Гипсовый бюст в углу комнаты пылает в заходящих лучах солнца, а я злюсь на Букура из-за того, что он обманул меня, никогда ничего мне не говорил, ведь, возможно, и я бы…
— О чем ты думаешь?
— О нем, господин учитель. Как вы расцениваете его поступок?
— Не знаю. Я больше ничего не знаю.
— А моего отца вы считаете предателем? Или преступником, как его называют?
— Не знаю, Михай.
Я встаю и собираюсь уйти, чтобы не видеть больше гипсовый бюст в углу, этот пустой дом и его единственного обитателя, который ничего не знает. Он провожает меня по темному, промозглому холлу и, прощаясь, советует мне держаться в стороне, не встревать в подобные дела.
— Так лучше, мальчик. Чтобы быть счастливым, не вмешивайся в драки. Избегай их и обрети самого себя.

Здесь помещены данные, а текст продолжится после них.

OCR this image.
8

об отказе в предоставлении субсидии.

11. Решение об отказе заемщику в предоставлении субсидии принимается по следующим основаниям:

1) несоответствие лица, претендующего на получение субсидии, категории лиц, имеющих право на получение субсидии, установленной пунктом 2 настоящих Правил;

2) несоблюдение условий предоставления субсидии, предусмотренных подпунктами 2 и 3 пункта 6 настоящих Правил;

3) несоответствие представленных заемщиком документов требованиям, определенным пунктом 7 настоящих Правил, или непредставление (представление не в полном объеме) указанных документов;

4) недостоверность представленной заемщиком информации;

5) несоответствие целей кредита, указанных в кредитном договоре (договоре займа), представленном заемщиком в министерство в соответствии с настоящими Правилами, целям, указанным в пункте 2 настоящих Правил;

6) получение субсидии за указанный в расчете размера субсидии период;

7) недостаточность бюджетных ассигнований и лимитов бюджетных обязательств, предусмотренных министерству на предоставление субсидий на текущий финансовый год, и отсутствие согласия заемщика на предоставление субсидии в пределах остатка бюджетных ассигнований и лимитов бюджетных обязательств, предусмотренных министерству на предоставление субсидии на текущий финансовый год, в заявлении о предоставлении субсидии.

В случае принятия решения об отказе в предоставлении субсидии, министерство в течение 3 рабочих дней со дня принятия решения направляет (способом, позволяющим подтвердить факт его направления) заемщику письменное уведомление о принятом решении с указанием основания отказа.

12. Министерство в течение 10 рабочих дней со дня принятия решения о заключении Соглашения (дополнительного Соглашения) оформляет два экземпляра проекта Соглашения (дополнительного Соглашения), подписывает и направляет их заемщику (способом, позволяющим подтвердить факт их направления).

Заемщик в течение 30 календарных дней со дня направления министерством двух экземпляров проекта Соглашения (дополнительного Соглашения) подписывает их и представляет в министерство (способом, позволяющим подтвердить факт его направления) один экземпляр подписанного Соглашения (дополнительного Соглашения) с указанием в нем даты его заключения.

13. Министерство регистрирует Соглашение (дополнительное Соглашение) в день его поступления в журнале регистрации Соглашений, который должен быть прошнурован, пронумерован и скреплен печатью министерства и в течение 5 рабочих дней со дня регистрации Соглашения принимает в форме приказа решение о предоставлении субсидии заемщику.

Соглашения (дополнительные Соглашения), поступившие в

— До свидания, господин учитель.
— Костеску Дан!
— Здесь.
Город пахнет смертью — ведь смерть имеет свой, только ей присущий запах. Тяжелый смрад, вызывающий рвоту, заставляющий забыть все и задаться вопросом: кто ты? что ты сделал? Город пахнет смертью и пожаром, на который плеснули воду. Дома полыхали всю ночь, как факелы, и множество людей были застигнуты врасплох языками пламени и сгорели заживо между стенами, в погребах, в бомбоубежищах, на улицах. Только за этот месяц снаряды и бомбы уже третий раз кромсают город, но склад боеприпасов так и остался нетронутым. Дома горят, люди умирают, и только оружие лежит себе в безопасном убежище. Оружию везет больше, чем людям.
Сейчас подбирают покойников. Трупы сносят на нашу улицу. Их привозят на грузовиках, телегах, тачках, на чем попало и сваливают в огромную кучу. Мухи появились сразу же после дождя, и кто знает, сколько времени понадобится для опознания погибших.
Я подошел ближе и увидел там Дана Костеску. Он сидел на корточках, вытаращив глаза и содрогаясь от мучительной рвоты.
— Дан!
— Чего тебе?
— Пойдем со мной.
— Куда?
— Все равно, только не оставайся здесь.
Я привожу его в наш сад и усаживаю на тюфяке, расстеленном под ореховым деревом. Мама уснула или пытается уснуть в кровати — единственном предмете из нашей мебели, который нам удалось спасти.
— Что ты там делал, Дан?
— Я искал маму, Аркашу. Она там, среди погибших.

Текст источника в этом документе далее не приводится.